In deze uitspraak van de Rechtbank Zeeland-West-Brabant op 27 januari 2023, wordt het beroep van eiseres tegen de afwijzing van haar aanvraag voor een individuele inkomenstoeslag (IIT) beoordeeld. Eiseres, die sinds september 2011 een bijstandsuitkering ontvangt, had op 3 november 2020 een aanvraag voor IIT ingediend, welke haar was toegekend.

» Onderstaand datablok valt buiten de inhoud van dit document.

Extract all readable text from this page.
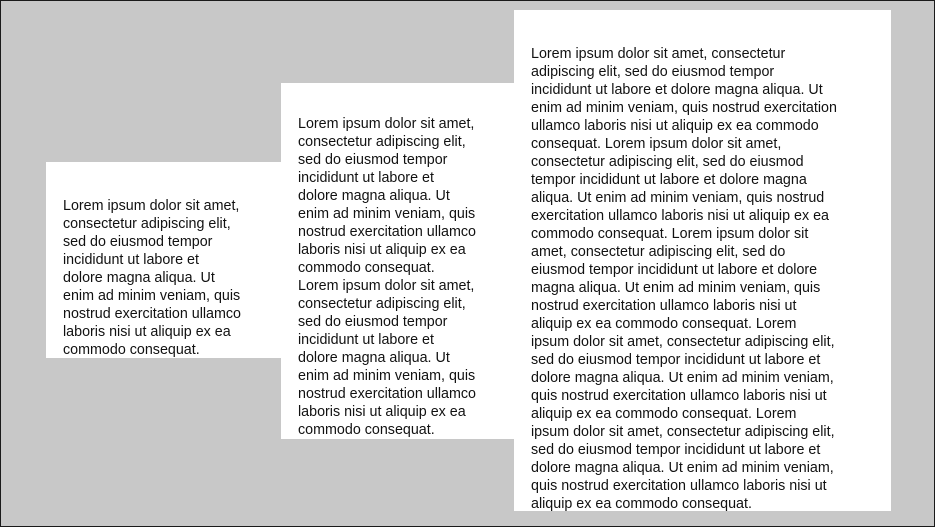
Lorem ipsum dolor sit amet,
consectetur adipiscing elit,
sed do eiusmod tempor
incididunt ut labore et
dolore magna aliqua. Ut
enim ad minim veniam, quis
nostrud exercitation ullamco
laboris nisi ut aliquip ex ea
commodo consequat.

Lorem ipsum dolor sit amet,
consectetur adipiscing elit,
sed do eiusmod tempor
incididunt ut labore et
dolore magna aliqua. Ut
enim ad minim veniam, quis
nostrud exercitation ullamco
laboris nisi ut aliquip ex ea
commodo consequat.
Lorem ipsum dolor sit amet,
consectetur adipiscing elit,
sed do eiusmod tempor
incididunt ut labore et
dolore magna aliqua. Ut
enim ad minim veniam, quis
nostrud exercitation ullamco
laboris nisi ut aliquip ex ea
commodo consequat.

Lorem ipsum dolor sit amet, consectetur
adipiscing elit, sed do eiusmod tempor
incididunt ut labore et dolore magna aliqua. Ut
enim ad minim veniam, quis nostrud exercitation
ullamco laboris nisi ut aliquip ex ea commodo
consequat. Lorem ipsum dolor sit amet,
consectetur adipiscing elit, sed do eiusmod
tempor incididunt ut labore et dolore magna
aliqua. Ut enim ad minim veniam, quis nostrud
exercitation ullamco laboris nisi ut aliquip ex ea
commodo consequat. Lorem ipsum dolor sit
amet, consectetur adipiscing elit, sed do
eiusmod tempor incididunt ut labore et dolore
magna aliqua. Ut enim ad minim veniam, quis
nostrud exercitation ullamco laboris nisi ut
aliquip ex ea commodo consequat. Lorem
ipsum dolor sit amet, consectetur adipiscing elit,
sed do eiusmod tempor incididunt ut labore et
dolore magna aliqua. Ut enim ad minim veniam,
quis nostrud exercitation ullamco laboris nisi ut
aliquip ex ea commodo consequat. Lorem
ipsum dolor sit amet, consectetur adipiscing elit,
sed do eiusmod tempor incididunt ut labore et
dolore magna aliqua. Ut enim ad minim veniam,
quis nostrud exercitation ullamco laboris nisi ut
aliquip ex ea commodo consequat.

Echter, op 8 december 2020 diende zij opnieuw een aanvraag in, die door Baanbrekers werd afgewezen op basis van het feit dat zij slechts eenmaal per 12 maanden in aanmerking kan komen voor een IIT. Baanbrekers stelde dat er geen bijzondere omstandigheden waren die een uitzondering op deze regel rechtvaardigden.
De rechtbank heeft het beroep op 18 januari 2023 behandeld, waarbij eiseres via videoverbinding aanwezig was. Baanbrekers was niet vertegenwoordigd. De rechtbank concludeert dat Baanbrekers terecht de aanvraag heeft afgewezen, omdat eiseres geen gronden heeft aangevoerd tegen de weigering op basis van artikel 36, derde lid, van de Participatiewet. De rechtbank oordeelt dat onbekendheid met regelgeving geen bijzondere omstandigheid vormt die bijstandsverlening met terugwerkende kracht rechtvaardigt.
Eiseres heeft ook verzocht om schadevergoeding wegens overschrijding van de redelijke termijn van de procedure. De rechtbank constateert dat de redelijke termijn met meer dan een maand is overschreden en kent eiseres een schadevergoeding van € 500,00 toe, te betalen door de Staat der Nederlanden (de minister van Justitie en Veiligheid). De rechtbank verklaart het beroep ongegrond en wijst de verzoeken van eiseres af, behalve de schadevergoeding.